Como podemos ter certeza que isso vai acontecer? Jesus fez milagres para mostrar às pessoas que o mundo inteiro vai ser bom assim. Ele também morreu por nós. Por causa da morte dele, a tristeza vai deixar de existir e todas as promessas de Deus vão se cumprir. A morte de Jesus foi tão importante que ele mandou seus discípulos se reunirem todos os anos para lembrar da morte dele. — Lucas 22:19, 20.

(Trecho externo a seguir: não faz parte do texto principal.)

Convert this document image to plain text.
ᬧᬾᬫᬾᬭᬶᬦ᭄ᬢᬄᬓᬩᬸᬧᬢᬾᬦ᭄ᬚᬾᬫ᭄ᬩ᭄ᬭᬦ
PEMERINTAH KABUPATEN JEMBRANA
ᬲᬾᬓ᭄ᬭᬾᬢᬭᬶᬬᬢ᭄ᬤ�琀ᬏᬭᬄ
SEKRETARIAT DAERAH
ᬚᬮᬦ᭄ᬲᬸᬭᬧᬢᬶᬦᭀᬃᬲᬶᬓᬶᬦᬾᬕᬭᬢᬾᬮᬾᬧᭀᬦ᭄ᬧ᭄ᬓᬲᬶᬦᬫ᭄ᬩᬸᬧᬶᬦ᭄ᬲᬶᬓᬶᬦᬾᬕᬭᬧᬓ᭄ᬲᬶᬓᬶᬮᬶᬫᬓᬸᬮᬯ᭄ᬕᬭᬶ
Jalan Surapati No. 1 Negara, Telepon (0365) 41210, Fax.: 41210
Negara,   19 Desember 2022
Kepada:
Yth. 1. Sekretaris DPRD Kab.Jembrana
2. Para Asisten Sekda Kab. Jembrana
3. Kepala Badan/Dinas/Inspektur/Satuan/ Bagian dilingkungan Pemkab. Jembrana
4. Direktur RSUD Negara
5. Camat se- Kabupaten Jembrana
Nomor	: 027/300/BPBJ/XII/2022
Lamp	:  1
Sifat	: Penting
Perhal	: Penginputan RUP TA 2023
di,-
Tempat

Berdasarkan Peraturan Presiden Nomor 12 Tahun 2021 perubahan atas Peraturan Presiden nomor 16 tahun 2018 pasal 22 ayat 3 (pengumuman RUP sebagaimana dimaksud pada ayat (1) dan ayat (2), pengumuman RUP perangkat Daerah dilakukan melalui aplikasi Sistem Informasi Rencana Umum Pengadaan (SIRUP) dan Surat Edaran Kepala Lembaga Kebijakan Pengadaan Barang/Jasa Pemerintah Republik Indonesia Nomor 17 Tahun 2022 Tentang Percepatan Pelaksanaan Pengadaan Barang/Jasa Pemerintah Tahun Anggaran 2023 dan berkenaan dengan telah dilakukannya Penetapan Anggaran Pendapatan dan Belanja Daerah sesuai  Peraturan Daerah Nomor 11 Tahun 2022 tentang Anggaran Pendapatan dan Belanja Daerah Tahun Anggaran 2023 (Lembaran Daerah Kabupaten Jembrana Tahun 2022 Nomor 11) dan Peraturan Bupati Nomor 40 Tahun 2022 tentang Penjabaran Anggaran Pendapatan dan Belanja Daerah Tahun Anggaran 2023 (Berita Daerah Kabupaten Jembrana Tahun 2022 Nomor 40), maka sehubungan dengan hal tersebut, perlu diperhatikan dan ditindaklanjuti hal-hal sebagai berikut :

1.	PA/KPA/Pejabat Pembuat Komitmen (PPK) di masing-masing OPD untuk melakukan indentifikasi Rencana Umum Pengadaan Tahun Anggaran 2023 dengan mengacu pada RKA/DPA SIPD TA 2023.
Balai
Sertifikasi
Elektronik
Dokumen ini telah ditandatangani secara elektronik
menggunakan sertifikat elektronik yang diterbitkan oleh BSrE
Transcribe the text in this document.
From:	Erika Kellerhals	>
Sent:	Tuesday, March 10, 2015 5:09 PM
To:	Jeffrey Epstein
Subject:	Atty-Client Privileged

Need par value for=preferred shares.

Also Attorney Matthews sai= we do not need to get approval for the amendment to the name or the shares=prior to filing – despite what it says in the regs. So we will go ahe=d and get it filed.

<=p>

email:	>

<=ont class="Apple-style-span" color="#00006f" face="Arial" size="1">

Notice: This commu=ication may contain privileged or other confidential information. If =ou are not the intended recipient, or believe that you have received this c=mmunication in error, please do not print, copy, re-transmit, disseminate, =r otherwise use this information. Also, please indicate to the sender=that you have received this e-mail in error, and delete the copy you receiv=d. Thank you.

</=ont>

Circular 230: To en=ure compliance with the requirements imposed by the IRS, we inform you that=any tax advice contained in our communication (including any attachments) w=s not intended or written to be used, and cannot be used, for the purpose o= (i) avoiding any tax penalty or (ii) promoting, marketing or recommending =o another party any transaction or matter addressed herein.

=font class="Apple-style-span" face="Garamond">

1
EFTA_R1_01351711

Pelo calendário usado nos tempos bíblicos, o dia da morte de Jesus vai cair neste ano na terça-feira, dia 11 de abril. As Testemunhas de Jeová convidam você para estar com elas nessa data e aprender como a morte dele pode ajudar você e sua família.
As Testemunhas de Jeová convidam toda a comunidade tarauacaense para estar presente a Celebração da morte de Cristo. 
Evento bíblico gratuito dia 11 de Abril, em dois horários:
18 às 19h ou das 19:40h às 20:40h
No Salão do Reino das Testemunhas de Jeová na entrada do Bairro Avelino Leal (Bairro Novo) 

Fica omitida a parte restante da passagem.